Carolyn Jourdan’s memoir, "Heart in the Right Place", is on five national lists of the best books of the year and the funniest books ever. The “hilarious and heartbreaking” true story concerns a family emergency that forced Carolyn to abandon Washington and her glamorous career as a Senate lawyer and return home to the Smoky Mountains to work as an unpaid and inept receptionist in her father’s tiny rural medical office.
"Heart in the Right Place" has been described as a collision between “All Creatures Great and Small, Northern Exposure, and Deliverance (the clean parts).” Carolyn’s writing is frequently short-listed with the works of James Herriot, Bill Bryson, Jan Karon, and P.G. Wodehouse.
Her stories from the front lines of rural Appalachian medical care celebrate community and the human spirit and have won raves around the world. Family Circle magazine selected "Heart in the Right Place" as its first ever Book of the Month. Elle Magazine awarded it a Readers Prize and the New York Public Library chose it as a top summer read. She has appeared on Voice of America, NPR and many nationally-syndicated radio shows.
Carolyn has degrees in Biomedical Engineering and Law from the University of Tennessee. She served as a Special Assistant U.S. Attorney for the District of Columbia, Counsel to the U.S. Senate Committee on Environment and Public Works, and Counsel to the U.S. Senate Committee on Governmental Affairs [now Homeland Security and Governmental Affairs].

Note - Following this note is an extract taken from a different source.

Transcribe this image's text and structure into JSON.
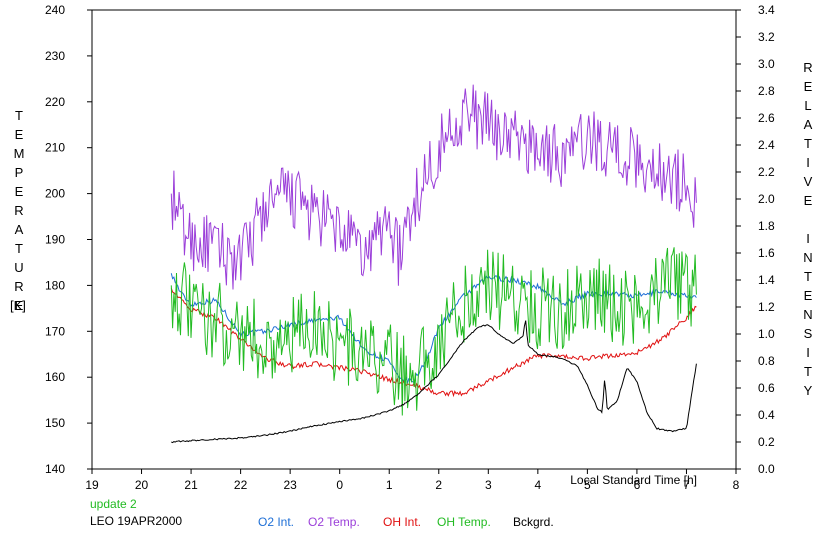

In addition, Carolyn directed and produced an award-winning documentary film about the history of the nuclear age. Her “brainy and poetic” film, Half Lives, won acclaim from critics and leading science and education organizations including the National Academy of Sciences, National Science Foundation, American Institute of Physics, American Library Association, National Science Teachers Association, and Smithsonian.
Carolyn founded and heads an educational nonprofit. She also lectures on a variety of topics such as healthcare, politics and the media, law, and writing. She lives on the family farm in Strawberry Plains, Tennessee.